Like most people, I well understand that good news doesn’t sell and thus our news outlets focus almost exclusively on bad news, the badder the better. To most news organizations you probably seem sent from the profit heavens above. There’s not a part of our collective existence you and your swampy appointees aren’t tainting, trying to destroy, or actively ruining and there’s no escape from the frantic drumbeat of the headlines screaming this or that previously unthinkable fracturing, undermining, ripping apart of our democracy, country, world. Sometimes it’s stupid embarrassing things, like you dumping an entire box of fish food in the ceremonial koi pond on your first day in Japan. Obviously there were people right there who could clean up after you, but here we are lurching from the mortification of our president not being able or willing to follow the rules of even the simplest of rituals to having to worry how badly he is going to goad and disrespect an unstable dictator with a growing nuclear arsenal in the region. The order of magnitude is different, yes, but it’s all coming from the same dysregulated, he-man, short-sighted, self-absorbed, consequences-be-damned attitude. And it is all scary as hell because no one will be able to clean up after you if you do start a war with North Korea.

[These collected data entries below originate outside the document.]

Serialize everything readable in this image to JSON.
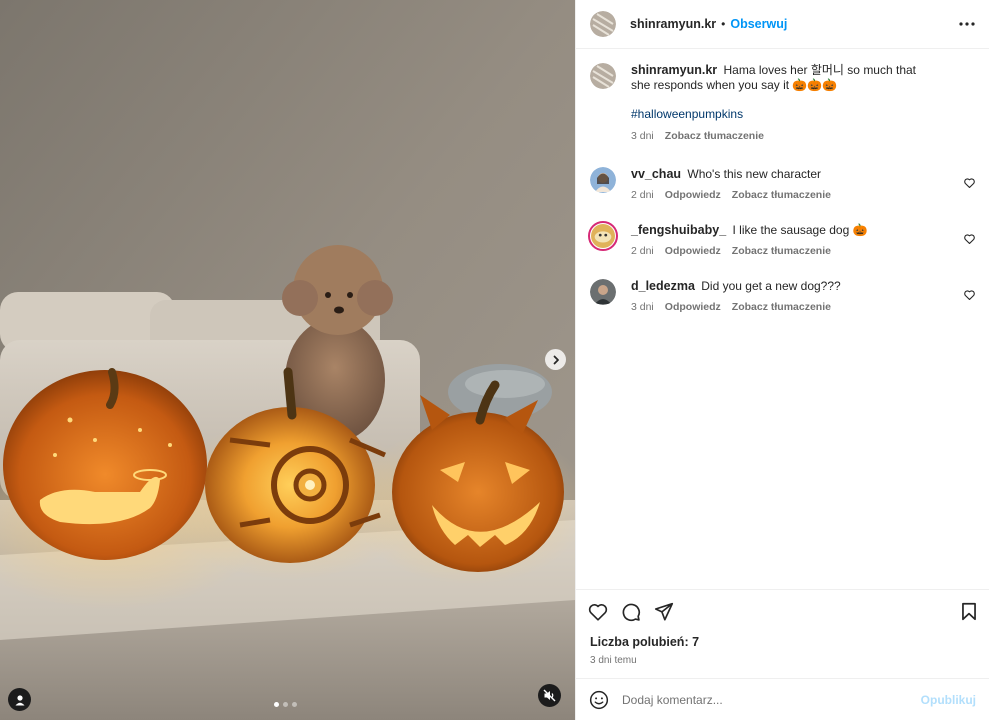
{
  "post": {
    "author": "shinramyun.kr",
    "separator": "•",
    "follow_label": "Obserwuj",
    "caption_text": "Hama loves her 할머니 so much that she responds when you say it 🎃🎃🎃",
    "hashtag": "#halloweenpumpkins",
    "caption_time": "3 dni",
    "caption_translate": "Zobacz tłumaczenie",
    "likes_label": "Liczba polubień: 7",
    "posted_ago": "3 dni temu"
  },
  "comments": [
    {
      "user": "vv_chau",
      "text": "Who's this new character",
      "time": "2 dni",
      "reply": "Odpowiedz",
      "translate": "Zobacz tłumaczenie",
      "avatar_color": "#8fb3d9"
    },
    {
      "user": "_fengshuibaby_",
      "text": "I like the sausage dog 🎃",
      "time": "2 dni",
      "reply": "Odpowiedz",
      "translate": "Zobacz tłumaczenie",
      "avatar_color": "#e0b25a"
    },
    {
      "user": "d_ledezma",
      "text": "Did you get a new dog???",
      "time": "3 dni",
      "reply": "Odpowiedz",
      "translate": "Zobacz tłumaczenie",
      "avatar_color": "#6b6f70"
    }
  ],
  "add_comment": {
    "placeholder": "Dodaj komentarz...",
    "publish_label": "Opublikuj"
  },
  "icons": {
    "more": "more-horizontal-icon",
    "like": "heart-icon",
    "comment": "comment-bubble-icon",
    "share": "paper-plane-icon",
    "save": "bookmark-icon",
    "emoji": "smiley-icon",
    "next": "chevron-right-icon",
    "tags": "user-tag-icon",
    "mute": "speaker-muted-icon"
  },
  "carousel": {
    "total": 3,
    "active": 0
  },
  "colors": {
    "accent": "#0095f6",
    "link": "#00376b",
    "publish_disabled": "#b2dffc"
  }
}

You can probably tell I’m feeling pretty overwhelmed by everything that’s happening and by what should be happening but isn’t (sensible gun control legislation, equitable tax reform, fixing and supporting the ACA, urgent attention to climate change, reform of racist policing and sentencing, addressing the needs of children and families, etc.).

This morning as I was stewing in angst, I remembered the practice of tonglen, a Buddhist meditation where you breathe in suffering (pain, fear, despair) and breathe out peace and love. I did it for about five minutes and for two of those minutes I felt a little better. I don’t know whether I’ll keep it up or if I’ll figure out ways to bring the core of this practice to my walking-around-in-the-world life, but I’m going to try. There’s plenty of suffering to hold and I have to believe there is still plenty of peace and love to share.

May we be safe and not overwhelmed by bad news.
May we make a point of looking for happy, good news.
May we remember it’s healthy to pay attention to both sides.
May we help one another remember kindness is everything.